С тех пор как сокрылся от врагов Руси Китеж-град, из глубин Светлояра иногда доносится звон колокольный. И, говорят, письма оттуда приходят от тех, кто допущен был позже к общению со святыми, пребывающими на дне. Это «малявы» от истинно свободных тем, кто отбывает пожизненный срок на зоне под названием Россия.
Дно здесь ключевой образ. Именно там, на так называемом, общественном дне, «воровском» и «антигосударственном» сохранялись веками традиции Святой Руси. В небезупречном, разумеется состоянии. И все же.
Но об этом позже. А пока вернемся туда, в период, когда гражданскую еще можно было прервать, когда, пережив Смуту, русские люди искали пути к обретению, чаемого ими «жития мирного, любовного». Причем в формате Третьего Рима.
Характерно, что оба ополчения и Ляпунова, и особенно Минина с Пожарским действовали в соответствии с соборной волей ратников, а не по произволу вождей. Здесь и вечевая традиция, и дружинная себя проявляют.

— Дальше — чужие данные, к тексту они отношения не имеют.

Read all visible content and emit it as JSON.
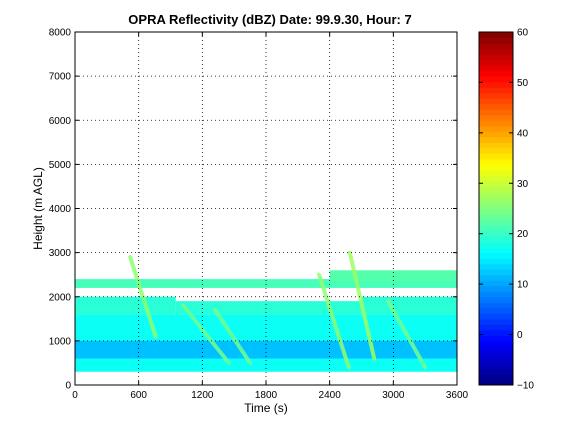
{
  "chart_data": {
    "type": "heatmap",
    "title": "OPRA Reflectivity (dBZ)  Date: 99.9.30, Hour: 7",
    "xlabel": "Time (s)",
    "ylabel": "Height (m AGL)",
    "xlim": [
      0,
      3600
    ],
    "ylim": [
      0,
      8000
    ],
    "x_ticks": [
      0,
      600,
      1200,
      1800,
      2400,
      3000,
      3600
    ],
    "y_ticks": [
      0,
      1000,
      2000,
      3000,
      4000,
      5000,
      6000,
      7000,
      8000
    ],
    "grid": "dotted",
    "colorbar": {
      "range": [
        -10,
        60
      ],
      "ticks": [
        -10,
        0,
        10,
        20,
        30,
        40,
        50,
        60
      ],
      "colormap": "jet"
    },
    "regions": [
      {
        "name": "lower-layer",
        "x": [
          0,
          3600
        ],
        "y": [
          300,
          1600
        ],
        "dbz": 17
      },
      {
        "name": "lower-layer-core",
        "x": [
          0,
          3600
        ],
        "y": [
          600,
          1000
        ],
        "dbz": 12
      },
      {
        "name": "mid-layer-a",
        "x": [
          0,
          950
        ],
        "y": [
          1600,
          2000
        ],
        "dbz": 19
      },
      {
        "name": "mid-layer-b",
        "x": [
          950,
          2700
        ],
        "y": [
          1600,
          1900
        ],
        "dbz": 19
      },
      {
        "name": "mid-layer-c",
        "x": [
          2700,
          3600
        ],
        "y": [
          1600,
          2000
        ],
        "dbz": 19
      },
      {
        "name": "upper-band",
        "x": [
          0,
          3600
        ],
        "y": [
          2200,
          2400
        ],
        "dbz": 21
      },
      {
        "name": "upper-band-right",
        "x": [
          2400,
          3600
        ],
        "y": [
          2350,
          2600
        ],
        "dbz": 22
      }
    ],
    "streaks": [
      {
        "x0": 520,
        "y0": 2900,
        "x1": 760,
        "y1": 1100,
        "dbz": 26
      },
      {
        "x0": 1020,
        "y0": 1800,
        "x1": 1450,
        "y1": 500,
        "dbz": 24
      },
      {
        "x0": 1320,
        "y0": 1700,
        "x1": 1650,
        "y1": 500,
        "dbz": 24
      },
      {
        "x0": 2300,
        "y0": 2500,
        "x1": 2580,
        "y1": 400,
        "dbz": 26
      },
      {
        "x0": 2590,
        "y0": 3000,
        "x1": 2820,
        "y1": 600,
        "dbz": 27
      },
      {
        "x0": 2950,
        "y0": 1900,
        "x1": 3300,
        "y1": 400,
        "dbz": 24
      }
    ]
  }
}
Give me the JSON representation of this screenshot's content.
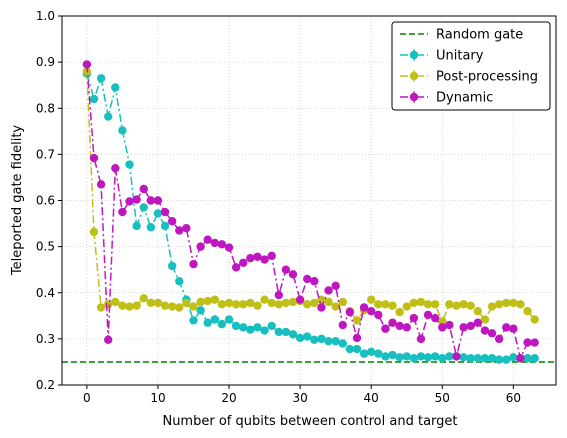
{
  "chart_data": {
    "type": "line",
    "title": "",
    "xlabel": "Number of qubits between control and target",
    "ylabel": "Teleported gate fidelity",
    "xlim": [
      -3.5,
      66
    ],
    "ylim": [
      0.2,
      1.0
    ],
    "xticks": [
      0,
      10,
      20,
      30,
      40,
      50,
      60
    ],
    "yticks": [
      0.2,
      0.3,
      0.4,
      0.5,
      0.6,
      0.7,
      0.8,
      0.9,
      1.0
    ],
    "xtick_labels": [
      "0",
      "10",
      "20",
      "30",
      "40",
      "50",
      "60"
    ],
    "ytick_labels": [
      "0.2",
      "0.3",
      "0.4",
      "0.5",
      "0.6",
      "0.7",
      "0.8",
      "0.9",
      "1.0"
    ],
    "grid": true,
    "legend_position": "top-right",
    "reference_line": {
      "name": "Random gate",
      "y": 0.25,
      "color": "#008000",
      "style": "dashed"
    },
    "x": [
      0,
      1,
      2,
      3,
      4,
      5,
      6,
      7,
      8,
      9,
      10,
      11,
      12,
      13,
      14,
      15,
      16,
      17,
      18,
      19,
      20,
      21,
      22,
      23,
      24,
      25,
      26,
      27,
      28,
      29,
      30,
      31,
      32,
      33,
      34,
      35,
      36,
      37,
      38,
      39,
      40,
      41,
      42,
      43,
      44,
      45,
      46,
      47,
      48,
      49,
      50,
      51,
      52,
      53,
      54,
      55,
      56,
      57,
      58,
      59,
      60,
      61,
      62,
      63
    ],
    "series": [
      {
        "name": "Unitary",
        "color": "#17bfbf",
        "style": "dashdot",
        "values": [
          0.875,
          0.82,
          0.865,
          0.782,
          0.845,
          0.752,
          0.678,
          0.545,
          0.585,
          0.542,
          0.572,
          0.545,
          0.458,
          0.425,
          0.385,
          0.34,
          0.362,
          0.335,
          0.342,
          0.332,
          0.342,
          0.328,
          0.325,
          0.32,
          0.325,
          0.318,
          0.328,
          0.315,
          0.315,
          0.31,
          0.302,
          0.305,
          0.298,
          0.3,
          0.295,
          0.295,
          0.29,
          0.278,
          0.278,
          0.268,
          0.272,
          0.268,
          0.262,
          0.265,
          0.26,
          0.262,
          0.258,
          0.262,
          0.26,
          0.262,
          0.258,
          0.262,
          0.262,
          0.26,
          0.258,
          0.258,
          0.258,
          0.258,
          0.255,
          0.255,
          0.26,
          0.258,
          0.258,
          0.258
        ]
      },
      {
        "name": "Post-processing",
        "color": "#bfbf17",
        "style": "dashdot",
        "values": [
          0.88,
          0.532,
          0.368,
          0.375,
          0.38,
          0.372,
          0.37,
          0.372,
          0.388,
          0.378,
          0.378,
          0.372,
          0.37,
          0.368,
          0.378,
          0.37,
          0.38,
          0.382,
          0.385,
          0.375,
          0.378,
          0.375,
          0.375,
          0.378,
          0.372,
          0.385,
          0.378,
          0.375,
          0.378,
          0.38,
          0.382,
          0.375,
          0.378,
          0.385,
          0.38,
          0.37,
          0.38,
          0.36,
          0.34,
          0.362,
          0.385,
          0.375,
          0.375,
          0.372,
          0.358,
          0.37,
          0.378,
          0.38,
          0.375,
          0.375,
          0.338,
          0.375,
          0.372,
          0.375,
          0.372,
          0.36,
          0.342,
          0.37,
          0.375,
          0.378,
          0.378,
          0.375,
          0.36,
          0.342
        ]
      },
      {
        "name": "Dynamic",
        "color": "#bf17bf",
        "style": "dashdot",
        "values": [
          0.895,
          0.692,
          0.635,
          0.298,
          0.67,
          0.575,
          0.598,
          0.602,
          0.625,
          0.6,
          0.6,
          0.575,
          0.555,
          0.535,
          0.54,
          0.462,
          0.5,
          0.515,
          0.508,
          0.505,
          0.498,
          0.455,
          0.465,
          0.475,
          0.478,
          0.472,
          0.48,
          0.395,
          0.45,
          0.44,
          0.385,
          0.43,
          0.425,
          0.368,
          0.405,
          0.415,
          0.33,
          0.358,
          0.302,
          0.368,
          0.36,
          0.352,
          0.322,
          0.335,
          0.328,
          0.325,
          0.345,
          0.3,
          0.352,
          0.345,
          0.325,
          0.33,
          0.262,
          0.325,
          0.328,
          0.335,
          0.318,
          0.312,
          0.3,
          0.325,
          0.322,
          0.258,
          0.292,
          0.292
        ]
      }
    ]
  }
}
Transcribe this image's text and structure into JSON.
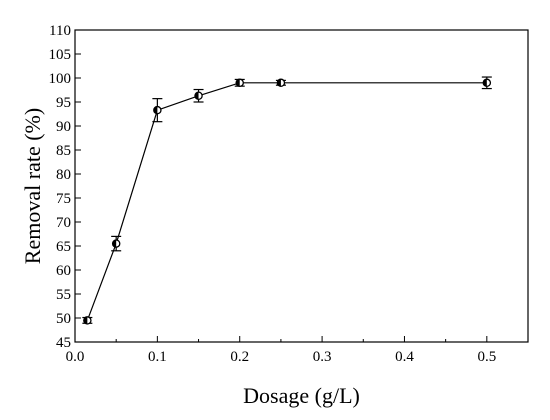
{
  "chart_data": {
    "type": "line",
    "title": "",
    "xlabel": "Dosage (g/L)",
    "ylabel": "Removal rate (%)",
    "xlim": [
      0.0,
      0.55
    ],
    "ylim": [
      45,
      110
    ],
    "xticks": [
      "0.0",
      "0.1",
      "0.2",
      "0.3",
      "0.4",
      "0.5"
    ],
    "yticks": [
      "45",
      "50",
      "55",
      "60",
      "65",
      "70",
      "75",
      "80",
      "85",
      "90",
      "95",
      "100",
      "105",
      "110"
    ],
    "grid": false,
    "series": [
      {
        "x": [
          0.015,
          0.05,
          0.1,
          0.15,
          0.2,
          0.25,
          0.5
        ],
        "y": [
          49.5,
          65.5,
          93.3,
          96.3,
          99.0,
          99.0,
          99.0
        ],
        "error": [
          0.6,
          1.5,
          2.4,
          1.3,
          0.7,
          0.5,
          1.2
        ],
        "marker": "circle-half-filled",
        "color": "#000000"
      }
    ]
  }
}
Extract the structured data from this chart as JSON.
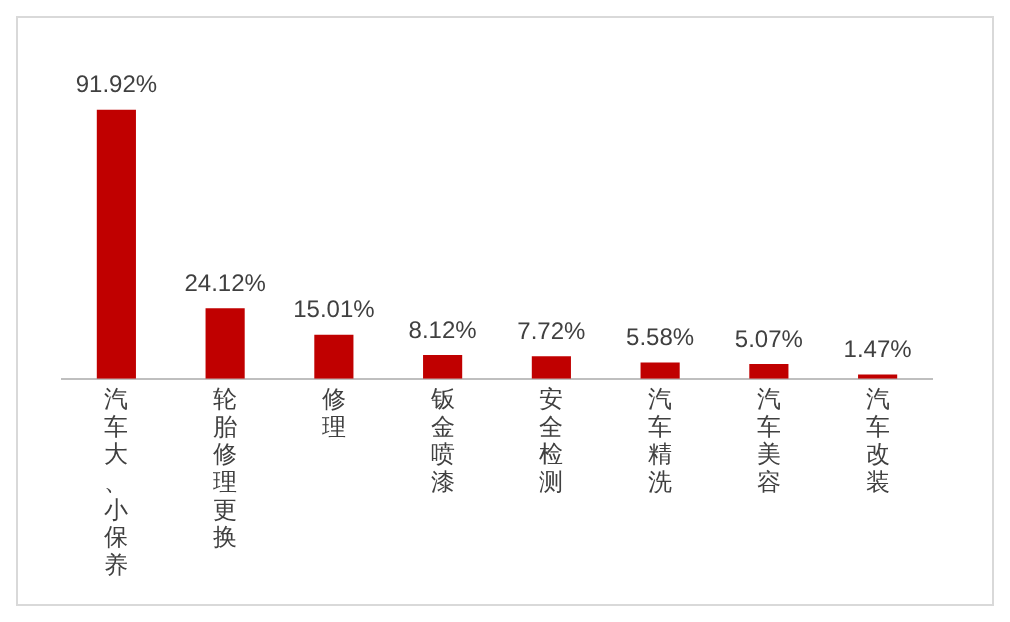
{
  "chart_data": {
    "type": "bar",
    "categories": [
      "汽车大、小保养",
      "轮胎修理更换",
      "修理",
      "钣金喷漆",
      "安全检测",
      "汽车精洗",
      "汽车美容",
      "汽车改装"
    ],
    "values": [
      91.92,
      24.12,
      15.01,
      8.12,
      7.72,
      5.58,
      5.07,
      1.47
    ],
    "value_labels": [
      "91.92%",
      "24.12%",
      "15.01%",
      "8.12%",
      "7.72%",
      "5.58%",
      "5.07%",
      "1.47%"
    ],
    "color": "#c00000",
    "grid": false,
    "legend": false
  }
}
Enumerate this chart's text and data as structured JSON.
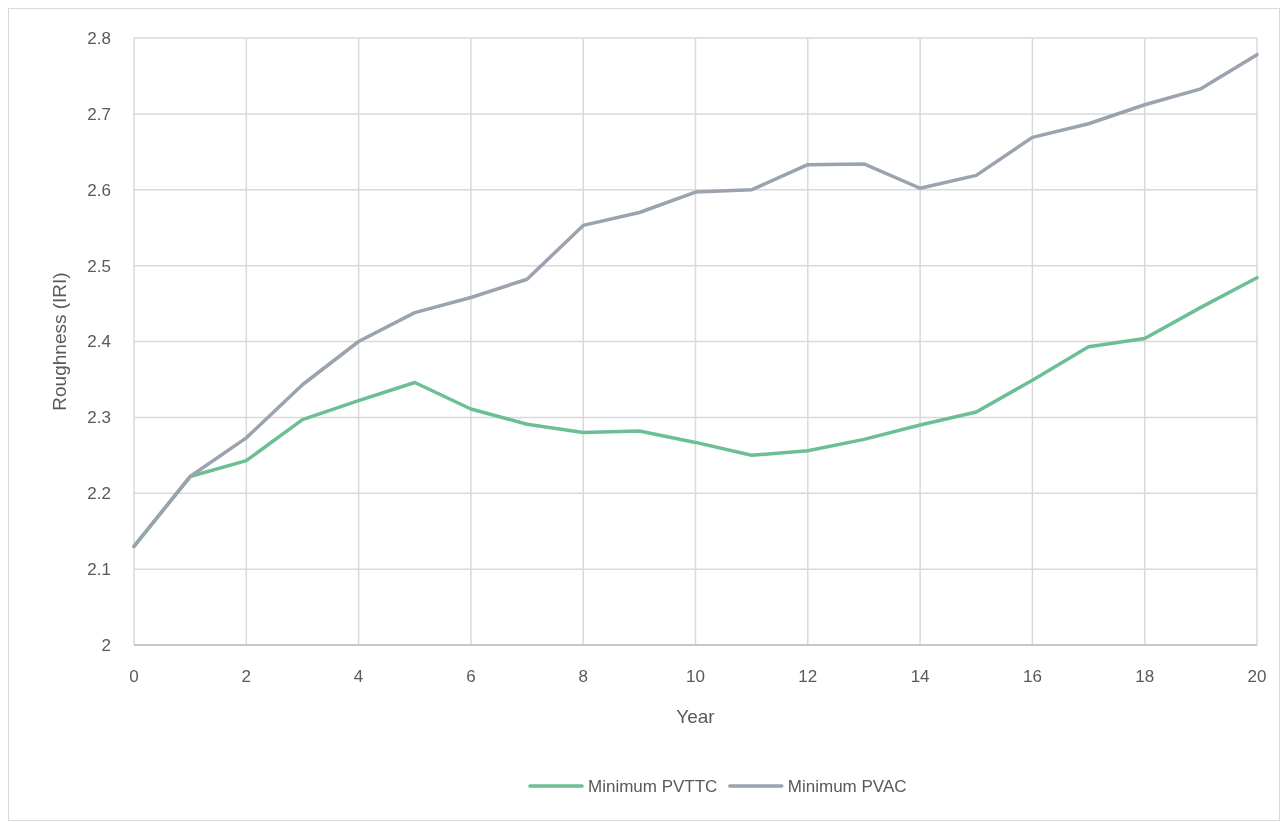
{
  "chart_data": {
    "type": "line",
    "xlabel": "Year",
    "ylabel": "Roughness (IRI)",
    "x": [
      0,
      1,
      2,
      3,
      4,
      5,
      6,
      7,
      8,
      9,
      10,
      11,
      12,
      13,
      14,
      15,
      16,
      17,
      18,
      19,
      20
    ],
    "series": [
      {
        "name": "Minimum PVTTC",
        "color": "#6cbf94",
        "values": [
          2.13,
          2.222,
          2.243,
          2.297,
          2.322,
          2.346,
          2.311,
          2.291,
          2.28,
          2.282,
          2.267,
          2.25,
          2.256,
          2.271,
          2.29,
          2.307,
          2.349,
          2.393,
          2.404,
          2.445,
          2.484
        ]
      },
      {
        "name": "Minimum PVAC",
        "color": "#9aa3ae",
        "values": [
          2.13,
          2.222,
          2.273,
          2.343,
          2.4,
          2.438,
          2.458,
          2.482,
          2.553,
          2.57,
          2.597,
          2.6,
          2.633,
          2.634,
          2.602,
          2.619,
          2.669,
          2.687,
          2.712,
          2.733,
          2.778
        ]
      }
    ],
    "xlim": [
      0,
      20
    ],
    "xticks": [
      0,
      2,
      4,
      6,
      8,
      10,
      12,
      14,
      16,
      18,
      20
    ],
    "ylim": [
      2,
      2.8
    ],
    "yticks": [
      2,
      2.1,
      2.2,
      2.3,
      2.4,
      2.5,
      2.6,
      2.7,
      2.8
    ],
    "grid": true,
    "legend": "bottom",
    "marker": "none",
    "line_style": "solid"
  }
}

То есть в сознании народа жило убеждение, что Воля Божья распознается коллективным разумом всей Земли, куда как успешнее, чем единолично самодержцем. Но Романовы не долго терпели подле себя Земские соборы. Свободомыслие — опасное излишество для тех, кто ратует за имперскую «стабильность».
Чем прочнее чувствовал себя на троне Михаил, тем меньше пользы для себя видел он в Земском Соборе. Возвращение из польского плена отца его — Филарета (немедленно по прибытии, возведенного в патриархи), только укрепило дополнительно позиции молодого царя. Фактически, с этого момента правили они совместно.
Филарет был куда как жестче и решительнее своего коронованного сына. Осифлянская доктрина неподконтрольности «человекам» высшей власти была для него самоочевидной истиной. И вскоре общерусское вече из постоянного органа было переформатировано в периодический.
Причем, и в таком виде оно вызывало раздражение. «Холопы государевы и сироты великим государям никогда не указывали», — так отвечает царская власть на челобитья подданных, претендующих на «соучастие в свой судьбе» (формулировка демократии от немецкого консервативного революционера Артура Мюллера Ван-дер-Брука).
Соборы самодержец готов был терпеть только, как источник информации о ситуации в расширяющейся, как вселенная стране. И уже Алексей Михайлович не иначе, как о докучливом «шуме» отзывается о выступлениях делегатов, недовольных тем, что мнение их не было учтено.
Чем дальше, тем больше на рассмотрение соборов отдаются вопросы, пусть и важные, но отдельные, вырванные, что называется, из контекста. К работе по созиданию державы привлекать выборных людей больше не предполагалось. Но и такой, радикально урезанный формат взаимодействия с собственным народом Романовым представляется излишним и чреватым неприятностями.